This paper is a Global Inventory of National and Regional Qualifications Frameworks which was developed by range of European agencies and published in late 2023. It’s been ‘jointly written by the European Centre for the Development of Vocational Training (Cedefop), the European Training Foundation (ETF), the United Nations Educational, Scientific and Cultural Organization (UNESCO) and the UNESCO Institute for Lifelong Learning (UIL).”

There is an associated series of national and regional case studies that we have already highlighted in VDC News, and you can access that article here.

The paper has a number of themes through variously authored articles, including:

  • A cross country analysis
  • A look at micro credentials in relation to the longer-term evolution of certification and qualification systems, and
  • Exploring validation of non-formal and informal learning from four different perspectives.
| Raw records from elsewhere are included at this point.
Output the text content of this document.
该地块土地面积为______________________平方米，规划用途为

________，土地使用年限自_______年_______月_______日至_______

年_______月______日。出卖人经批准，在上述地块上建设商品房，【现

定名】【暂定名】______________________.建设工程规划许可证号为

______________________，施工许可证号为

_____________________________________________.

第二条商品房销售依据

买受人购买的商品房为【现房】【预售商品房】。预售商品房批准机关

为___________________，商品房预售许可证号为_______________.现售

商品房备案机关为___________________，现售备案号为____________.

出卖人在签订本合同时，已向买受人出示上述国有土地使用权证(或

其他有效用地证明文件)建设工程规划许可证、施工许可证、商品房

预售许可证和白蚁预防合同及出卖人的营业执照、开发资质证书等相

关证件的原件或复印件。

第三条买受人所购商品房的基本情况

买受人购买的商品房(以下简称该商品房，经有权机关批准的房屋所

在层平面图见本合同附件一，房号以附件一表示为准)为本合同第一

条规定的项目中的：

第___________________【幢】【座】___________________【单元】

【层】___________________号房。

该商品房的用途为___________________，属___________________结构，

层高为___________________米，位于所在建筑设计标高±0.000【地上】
There are a couple of other issues explored too, but we don’t have the room here to do them justice.

The cross-country analysis

While there is a fair bit of detail in the paper on x-country comparisons, it might be useful to focus on the enablers and barriers to implementing national qualification frameworks.

These include: 1. The political, that is policy/political backing, or lack thereof; 2. The cultural, that is “a receptive tradition of outcomes, established or not;” 3. The structural, that is the links, strong or weak, between education and training systems and labour markets; 4. The technical, that is “the presence or absence of supporting methodologies, manuals, guides, and other tools;” 5. The financial, including the money and expertise, and whether there is sufficient or, alternatively, resources are strained; and finally: 6. The practical, that is the extent of dissemination to and awareness by users, or not.

In terms of barriers, initial engagement with the frameworks can be an issue and “stakeholders may also be deterred by the absence of funding to facilitate their participation, or if they are confronted by over-complex processes to engage them,”, including technical challenges. Thus a ‘biggie issue’ is lack of stakeholder engagement.

On the other hand, enablers include “supportive policy and socio-economic environments are critical in enabling NQFs [National Qualification Frameworks] to take root and flourish.”

It’s a useful section of this paper to read.

Micro credentials

Here too there are a range of opportunities and barriers. Opportunities include making learning more flexible, adaptable and relevant; providing better lifelong and life wide learning opportunities and finally, responding better to the needs of the labour market and individuals.

The challenges include an oversupply of micro credentials that can cause devaluation and

confuse stakeholders. Second, ensuring micro credentials are part of the formal system and they therefore need to adhere to the same standards. And finally, managing the possible shift in preference for short duration learning over full qualifications.

Validating non-formal and informal learning

This chapter “looks at validation from four different perspectives: individual, skills strategies, certification, and methodology.”

According to this chapter, “these four perspectives, when combined, provide a broad approach [and] offer rich insights into validation developments and the factors influencing success and failure in this area.”

Each perspective allows [readers] “to focus on specific aspects that are relevant for validation, while the combination of the four provides new insights into the elements that define validation.”

Some conclusions

The report has 20 conclusions in all. These include that:

  • National training frameworks are useful overall
  • They need a local focus
  • Their core principles include “establishing defined level descriptors which capture an increasing degree of proficiency and complexity at each level, quality assurance of levelled qualifications, and allocating credit based on achievement rather than the amount of time spent”
  • “The more advanced frameworks are being used by employers to recruit people, using the levels and learning outcomes both to attract candidates and to clarify job role expectations, while education and training providers use them to inform admissions decisions” and finally
  • “The more advanced and the more operational a framework becomes, the more open it is to other market-based, non-formal qualifications. Overall, therefore, NQFs are progressively more and more life-wide and lifelong learning in character.”